The aim of the exercise is to explore locavorism behaviour through in-depth interviews made by students to each other.
Locavorism is a consumer ideology (or set of normative belies shared among a group) which makes consumers (as locals and/or tourists) to prefer to buying local products. Far from being a completely new phenomenon, locavorism has been experiencing recently significant grow, because a consumer shift towards ethical issues, such as favoring local product as a way to contribute to reducing the footprint, to mitigate climate change issue and to economically support the local economy and producers.

All locavores by definition share common core beliefs with locavorism being defined by three dimensions, namely : [1].
- Lionization: Among locavores, a core belief is that local (vs. non-local) foods possess superior taste and quality; as an essential part of their ideology, they lionize the foods themselves as intrinsically superior. Inferences of local food superiority.
- Opposition: locavores are against wholly globalized brands, very strongly associated with fast food industry.
- Communalization: They also favoured local communities and cooperatives of production and distribution.

For the subject Tourism Consumer Behavior in the Master program, the students should gain basic knowledge on both general (process of adoption, factors affecting consumer behavior, etc) and specific understanding (in this case to better know Locavorism as a practice). After receiving theoretical classes on the former, the latter is achieved through this practice.

The in-depth interviews includes the following questions:
1. Which type of products you tend to buy and consume when behaving as a locavore?
2. Do you remember when you started to behave as a locavore?
3. Why do you actually behave as a locavore? What does it mean to you to behave as a locavore?
4. Which are the main reasons and benefits incentivising you to behave as such?
5. Have you ever had experienced problems and barriers in behaving as a locavore?
6. Do you also think that behave as a locavore can have some contraindications and produce negative effects/cost to someone?
7. Do you tend to behave locavore just when you are in your place/country of residency, or also when you travel to different places??
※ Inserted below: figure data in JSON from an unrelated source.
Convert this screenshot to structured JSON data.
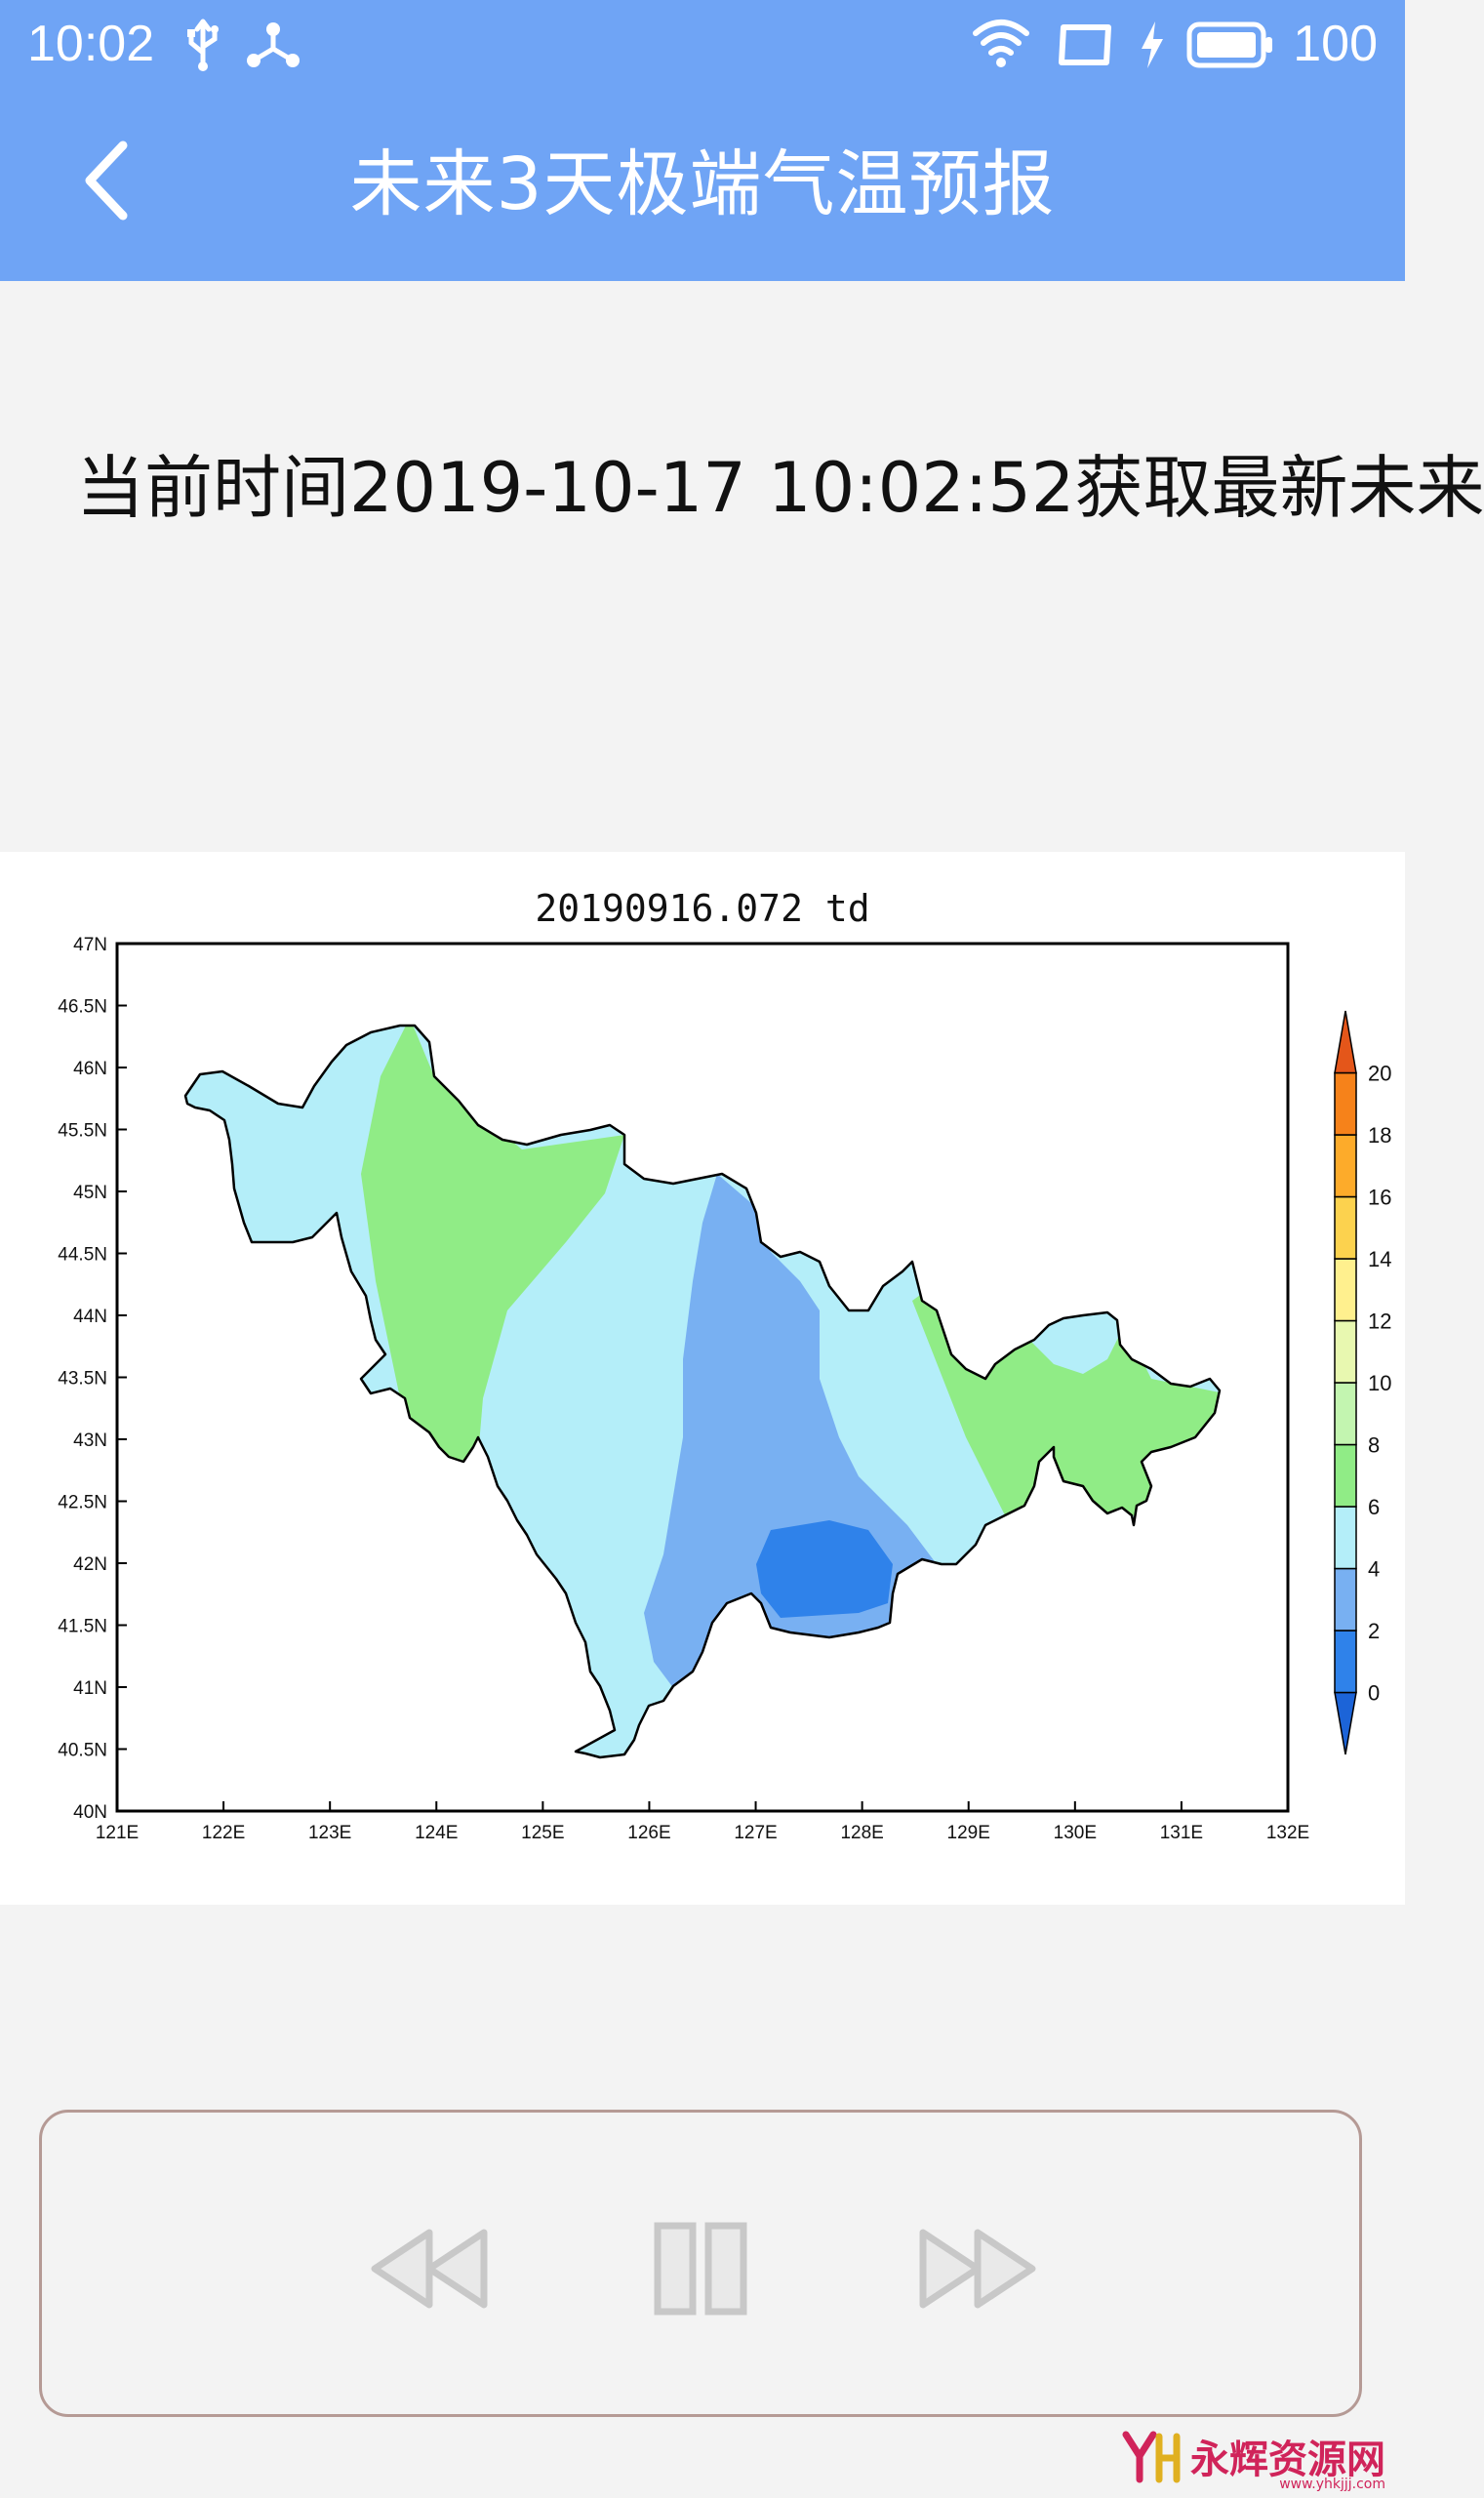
{
  "status_bar": {
    "time": "10:02",
    "battery": "100",
    "icons": [
      "usb-icon",
      "network-share-icon",
      "wifi-icon",
      "screen-rotate-icon",
      "charging-icon",
      "battery-icon"
    ]
  },
  "toolbar": {
    "title": "未来3天极端气温预报",
    "back_icon": "chevron-left-icon",
    "background_color": "#6fa4f5"
  },
  "info_text": "当前时间2019-10-17 10:02:52获取最新未来",
  "chart_data": {
    "type": "heatmap",
    "title": "20190916.072  td",
    "x_ticks": [
      "121E",
      "122E",
      "123E",
      "124E",
      "125E",
      "126E",
      "127E",
      "128E",
      "129E",
      "130E",
      "131E",
      "132E"
    ],
    "y_ticks": [
      "40N",
      "40.5N",
      "41N",
      "41.5N",
      "42N",
      "42.5N",
      "43N",
      "43.5N",
      "44N",
      "44.5N",
      "45N",
      "45.5N",
      "46N",
      "46.5N",
      "47N"
    ],
    "xlim": [
      121,
      132
    ],
    "ylim": [
      40,
      47
    ],
    "colorbar_ticks": [
      "0",
      "2",
      "4",
      "6",
      "8",
      "10",
      "12",
      "14",
      "16",
      "18",
      "20"
    ],
    "colorbar_colors": [
      "#1c64d8",
      "#2f82ea",
      "#78b0f2",
      "#b4eef9",
      "#90ec86",
      "#c3f5b0",
      "#e8f8b0",
      "#fff08e",
      "#fcd24e",
      "#fdab2a",
      "#f6821a",
      "#e4561a"
    ],
    "legend_position": "right"
  },
  "player": {
    "controls": [
      "rewind-button",
      "pause-button",
      "fast-forward-button"
    ]
  },
  "watermark": {
    "text": "永辉资源网",
    "sub": "www.yhkjjj.com"
  }
}
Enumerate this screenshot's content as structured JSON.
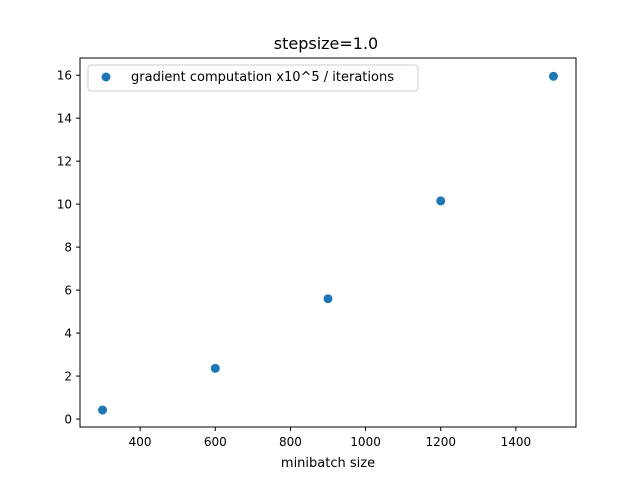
{
  "chart_data": {
    "type": "scatter",
    "title": "stepsize=1.0",
    "xlabel": "minibatch size",
    "ylabel": "",
    "xlim": [
      240,
      1560
    ],
    "ylim": [
      -0.37,
      16.8
    ],
    "xticks": [
      400,
      600,
      800,
      1000,
      1200,
      1400
    ],
    "yticks": [
      0,
      2,
      4,
      6,
      8,
      10,
      12,
      14,
      16
    ],
    "grid": false,
    "legend_position": "top-left",
    "series": [
      {
        "name": "gradient computation x10^5 / iterations",
        "color": "#1f77b4",
        "marker": "circle",
        "x": [
          300,
          600,
          900,
          1200,
          1500
        ],
        "y": [
          0.42,
          2.36,
          5.6,
          10.15,
          15.95
        ]
      }
    ]
  }
}
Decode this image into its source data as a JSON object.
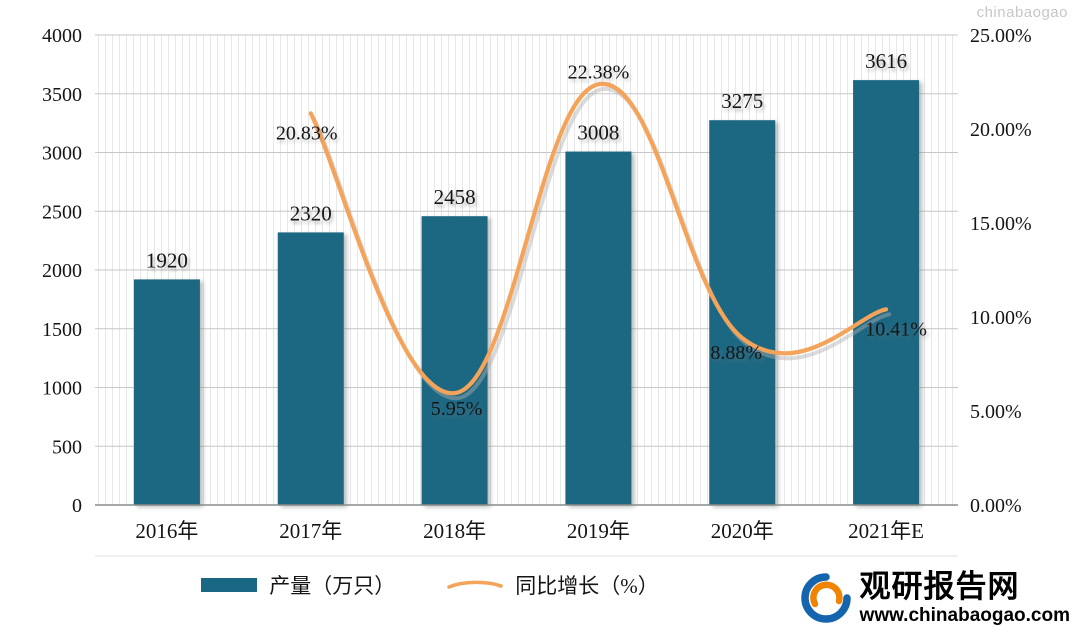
{
  "chart_data": {
    "type": "combo-bar-line",
    "categories": [
      "2016年",
      "2017年",
      "2018年",
      "2019年",
      "2020年",
      "2021年E"
    ],
    "series": [
      {
        "name": "产量（万只）",
        "type": "bar",
        "color": "#1a6783",
        "values": [
          1920,
          2320,
          2458,
          3008,
          3275,
          3616
        ]
      },
      {
        "name": "同比增长（%）",
        "type": "line",
        "color": "#f4a45a",
        "values": [
          null,
          20.83,
          5.95,
          22.38,
          8.88,
          10.41
        ],
        "point_labels": [
          "",
          "20.83%",
          "5.95%",
          "22.38%",
          "8.88%",
          "10.41%"
        ]
      }
    ],
    "left_axis": {
      "min": 0,
      "max": 4000,
      "step": 500,
      "ticks": [
        "0",
        "500",
        "1000",
        "1500",
        "2000",
        "2500",
        "3000",
        "3500",
        "4000"
      ]
    },
    "right_axis": {
      "min": 0,
      "max": 25,
      "step": 5,
      "ticks": [
        "0.00%",
        "5.00%",
        "10.00%",
        "15.00%",
        "20.00%",
        "25.00%"
      ]
    },
    "grid": true,
    "legend_position": "bottom"
  },
  "legend": {
    "items": [
      {
        "label": "产量（万只）"
      },
      {
        "label": "同比增长（%）"
      }
    ]
  },
  "branding": {
    "site_name": "观研报告网",
    "site_url": "www.chinabaogao.com",
    "watermark": "chinabaogao"
  }
}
In total 12 in-depth interview were conducted. Specifically, students acting as interviewees were asked to fully transcribe the verbatim of the interview, and extract main topics, whilst students acting as interviewer were asked to write a short report commenting on their task as an interviewer.

The learning outcomes proposed are:
1. Understand the dimensions (i.e Lionization, Opposition and Communalization) associated with locavores’ behaviour.
2. Identify personal, social and cultural underpinnings of the locavores behaviour.
3. Apply the value proposition as benefits vs. costs to intepret the problems and barriers in preventing individuals to act as a locavore
4. Experience the role of interviewer for practicing qualitative research.

References:
[1] B. J. Reich, J. T. Beck, J. Price, "Food as Ideology: Measurement and Validation of Locavorism” Journal of Consumer Research, vol. 45, no. 4, pp. 849-868, 2018.